15.20.       But in actual court proceedings the aforementioned rule is also interpreted as restrictive. Not every violation of the requirements of the CPC is considered sufficient to plead the evidence received through violation of some rights inadmissible. Evidence can be recognized as inadmissible only upon violation of the requirements of the Russian Federation Criminal Code resulting in factual violation of the rights of any participant of the legal procedure during the actual collection of evidence in whose behalf a request to admit the evidence in question as inadmissible is filed[2]. Thereat the burden of proving the aforementioned circumstances is assigned on the [arty that has filed a request  to recognize the relevant evidence inadmissible. The dominance of this approach in court practice results in the fact that the initial idea of the necessity to recognize evidence received upon violation of the requirements of the that are enacted as received upon violation of the CPC summarily is fully leveled, and the preserved legal possibilities to recognize the relevant evidence inadmissible turn out to be illusive.
 
15.21.       In these circumstances it is to be admitted that the rule of the CPC about the necessity to recognize all evidence received upon violation of the CPC as inadmissible, by implication of law can not be deemed effective as a means of exclusion of the suspect’s, defendant’s or witness’s statements, received under torture, from the probation process.
 
15.22.       The analysis of the provisions of the CPC and their applications in court proceedings reveal the following:
1) the present Russian criminal court procedure lacks any proceeding which allows objectively and impartially to verify a claim of  tortures made by a participant of  a criminal lawsuit, to establish the fact of tortures and to recognize the corresponding evidence inadmissible on the basis of the facts that are indicative of high probability of tortures;
2) the present procedure of adjudging claims of tortures is quite formal and ineffective, it doesn’t comply with article 15 of the Convention,  because within the framework of this procedure the final court decision after the scrutinizing the claim of tortures is fully predetermined  by the attitude of the prosecution, which caries out criminal prosecution of the defendant and supports the official prosecution, consequently the stated attitude of the Prosecution to the defendant in the matter of tortures implementation cannot be objective and impartial;
3) the special rules of law of the Russian Federation Criminal Procedure Code which define the admissibility of evidence by the sense assigned to them by the legal procedure, do not add to this procedure sufficient security accreditation for the proper fulfillment of the requirements of article 15 of the Convention.
 


[1] There is not a single case known to the drafters of this report when the defendant’s claim of tortures was pleaded valid after the investigation done by the prosecutor’s office and accordingly a decree for initiation of a criminal cause was issued and the investigation of the tortures on the record started.

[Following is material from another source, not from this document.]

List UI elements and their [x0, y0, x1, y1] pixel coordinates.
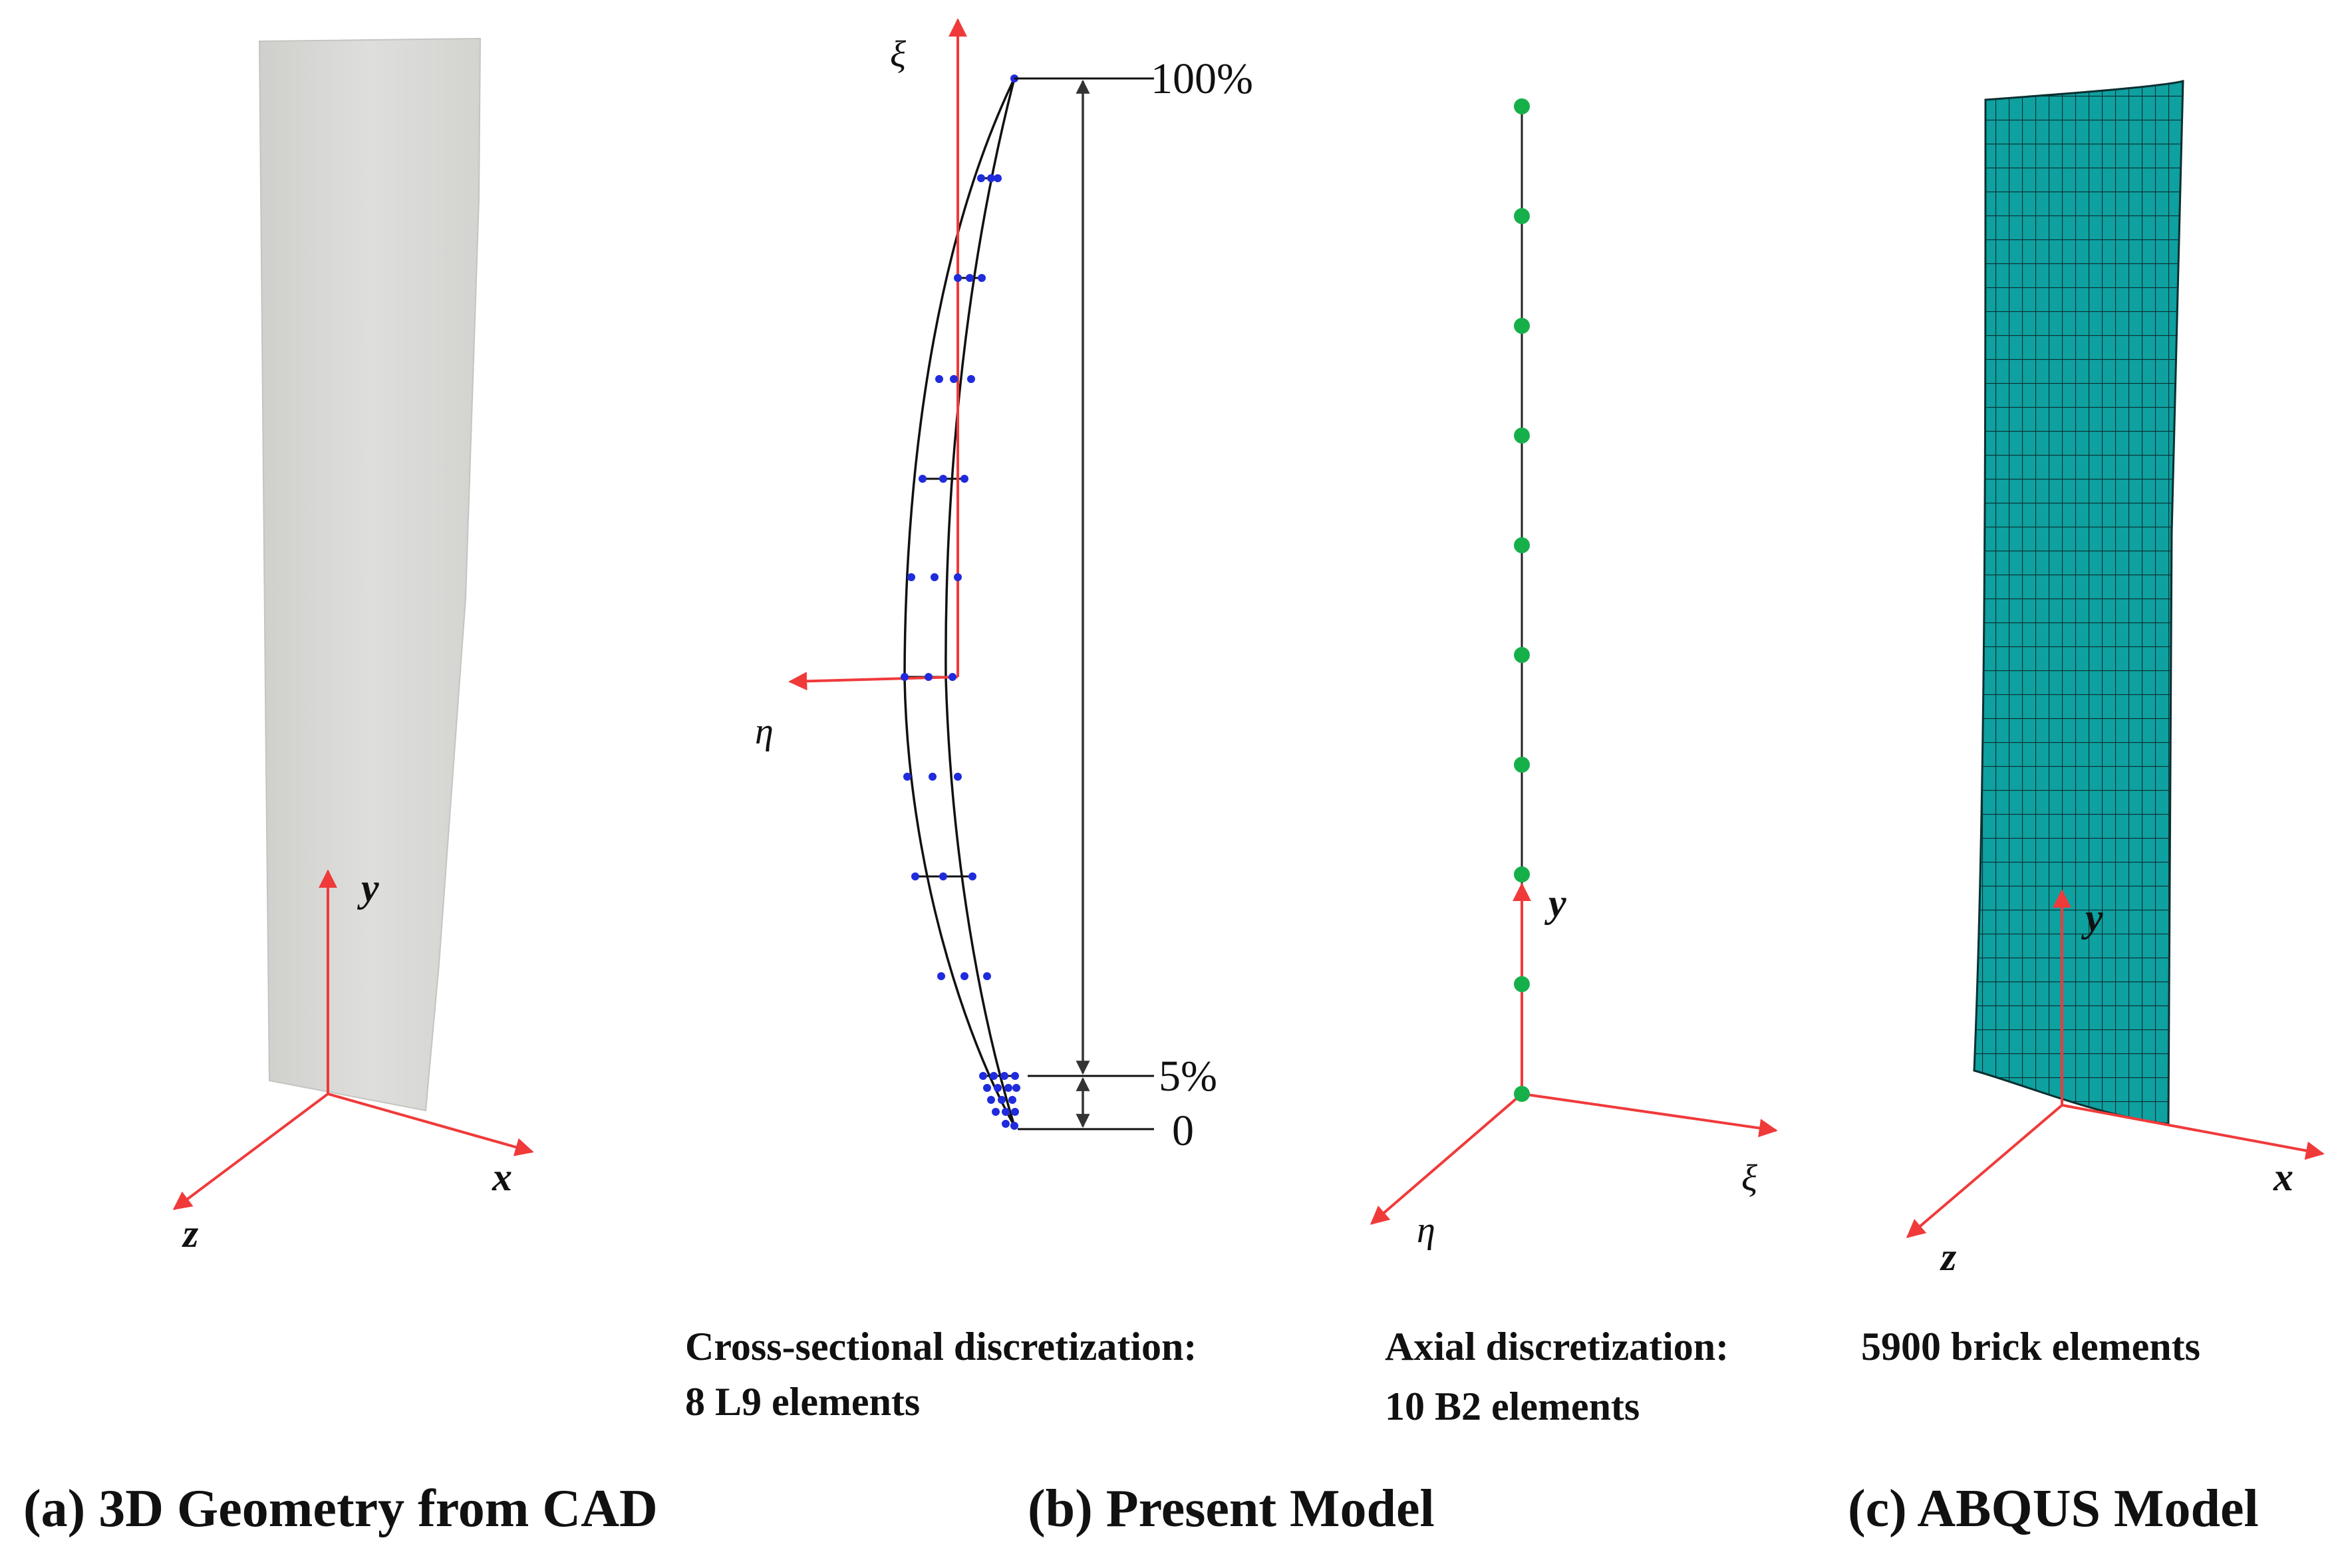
- node: [1010, 1122, 1018, 1130]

It’s also noteworthy that there is no information about suchlike cases in the Russian Federation 
Periodic Report of the Convention Observance. The main drawbacks of the inspections done by the law enforcement agencies addressing claims of tortures are treated the Article 13 of the Report of Russian Non-governmental Organizations.
[2] The evidence of such interpretation  and application of this rule about the inadmissibility of the evidence received upon violation of the Russian Federation Criminal Procedure Code in courts, and of the support of this approach by the Supreme court of the Russian Federation can be found in one of the issues of the official edition “The Bulletin of the Supreme Court of the Russian Federation // Bulletin of the Supreme court of the Russian Federation. 2004, № 8, page 27.